Agora imagine que essa “boa pessoa”
tenha dito a uma mulher deputada colega
Que “jamais estupraria você, porque
você não merece”, então como se enxerga
Nessa agressão torpe algum fruto bom?
Assim, essa pessoa jamais poderia ser boa
Pois sua triste fala só reflete o que
está cheio o coração, e sua voz apenas ressoa
Sua paisagem interior, carregada de
misoginia, machismo e de moral deturpada
Será que, em algum contexto, alguma
mulher no mundo mereceria ser estuprada?
Imagine, ainda, que tal presidente
seja chamado de mito por seus apoiadores
Enquanto a população padecia nos
hospitais, ele parecia insensível às suas dores
Enquanto o povo temia o contágio e a
morte, dizia que era feito de “maricas” o país
A Ciência recomendava a máscara, mas
ele disseminava o contágio de forma infeliz
Incentivando a aglomeração sem máscara
e pondo a vida de milhares em risco
Tudo só para poder continuar
conduzindo o seu grande rebanho para o seu aprisco
Talvez seja por tudo isso que, nesse
futuro distópico, ele seja, de fato, um mito
Uma lenda, uma estória de fantasia, um
conto de mentirinha em algum lugar escrito
Porque não pode existir amor à pátria
sem o devido cuidado com a população
Não pode haver Deus acima de todos
quando não se demonstra compaixão
Não é possível coexistir Cristianismo
com a defesa da tortura, do mal em suma
Onde há a agressão verbal e a
misoginia, o bem não sobrevive de forma alguma
Mas para a turba com cegueira
seletiva, ainda permanece o mito na imaginação
A de que o presidente salvador messias
é um exemplo na luta contra a corrupção
Fingindo não ver que a maior operação
contra a corrupção dessa nação, a Lava-Jato
Foi por ele encerrada, pois “não havia
mais corrupção”, deixando o país estupefato
Imagine, esse imaginário herói contra
a corrupção decretar sigilo de 100 anos
Sobre o que jamais deveria ser
segredo, enquanto a massa prefere passar pano
Afinal, se a maior imagem que se quer
passar é de lisura moral e honestidade
Não faz o menor sentido ocultar e
encobrir por tanto tempo do povo a verdade
Parece legal destinar 5 bilhões da
Saúde e Educação para um Orçamento Secreto?
Nem mesmo funcionários fantasmas
poderão se esconder por meio desse decreto
É honesto um presidente que afasta delegados
de polícia que investigam sua família
Por práticas ilegais realizadas
durante muito tempo, conhecidas como rachadinha?

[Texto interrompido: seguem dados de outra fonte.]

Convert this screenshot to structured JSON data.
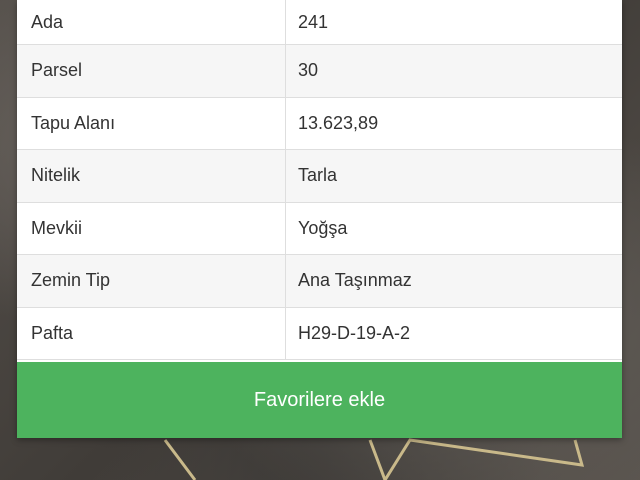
{
  "parcel_info": {
    "rows": [
      {
        "key": "Ada",
        "value": "241"
      },
      {
        "key": "Parsel",
        "value": "30"
      },
      {
        "key": "Tapu Alanı",
        "value": "13.623,89"
      },
      {
        "key": "Nitelik",
        "value": "Tarla"
      },
      {
        "key": "Mevkii",
        "value": "Yoğşa"
      },
      {
        "key": "Zemin Tip",
        "value": "Ana Taşınmaz"
      },
      {
        "key": "Pafta",
        "value": "H29-D-19-A-2"
      }
    ]
  },
  "actions": {
    "add_favorites_label": "Favorilere ekle"
  },
  "colors": {
    "button_green": "#4db35e",
    "parcel_outline": "#c9b98a"
  }
}
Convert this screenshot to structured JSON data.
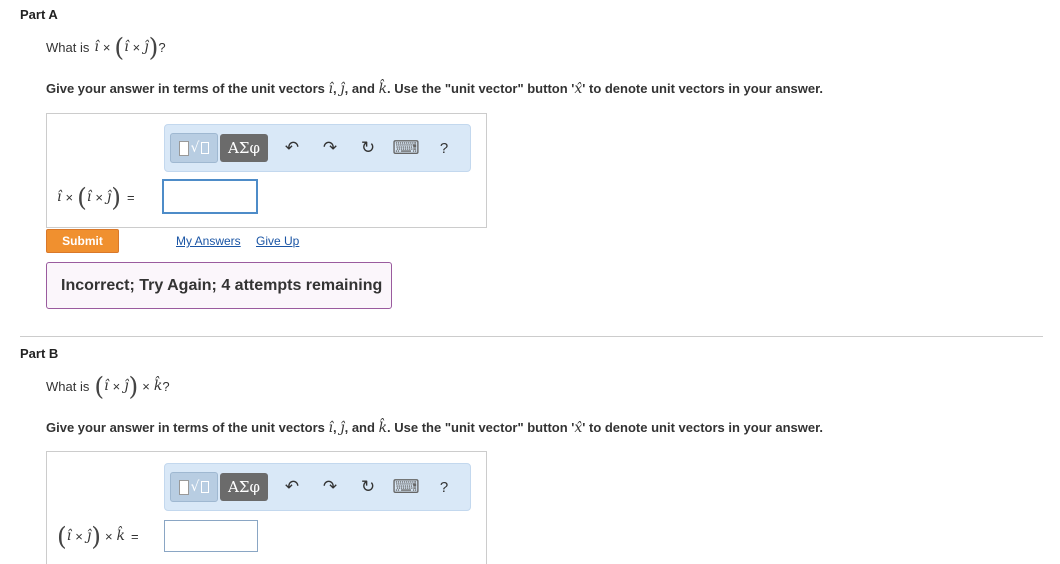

E pensar que, nessa estória singular,
esse presidente que tem por armas fascínio
Em discurso quando era deputado,
chegou até a elogiar grupos de extermínio!
Enquanto ele e seus filhos defendem os
valores da família e do lar cristão
Adoram fazer pose de arminha,
ensinando até criancinhas essa vil abominação
Quem me lê deve estar pensando que
minha imaginação foi até longe demais
Que nem o pior dos roteiristas de
Holywood poderia escrever absurdos tais
Sob pena de ser considerado escritor
de mau gosto ou de inventar puerilidade
Pois então, agora imagine que toda
essa estória imaginada aconteceu de verdade!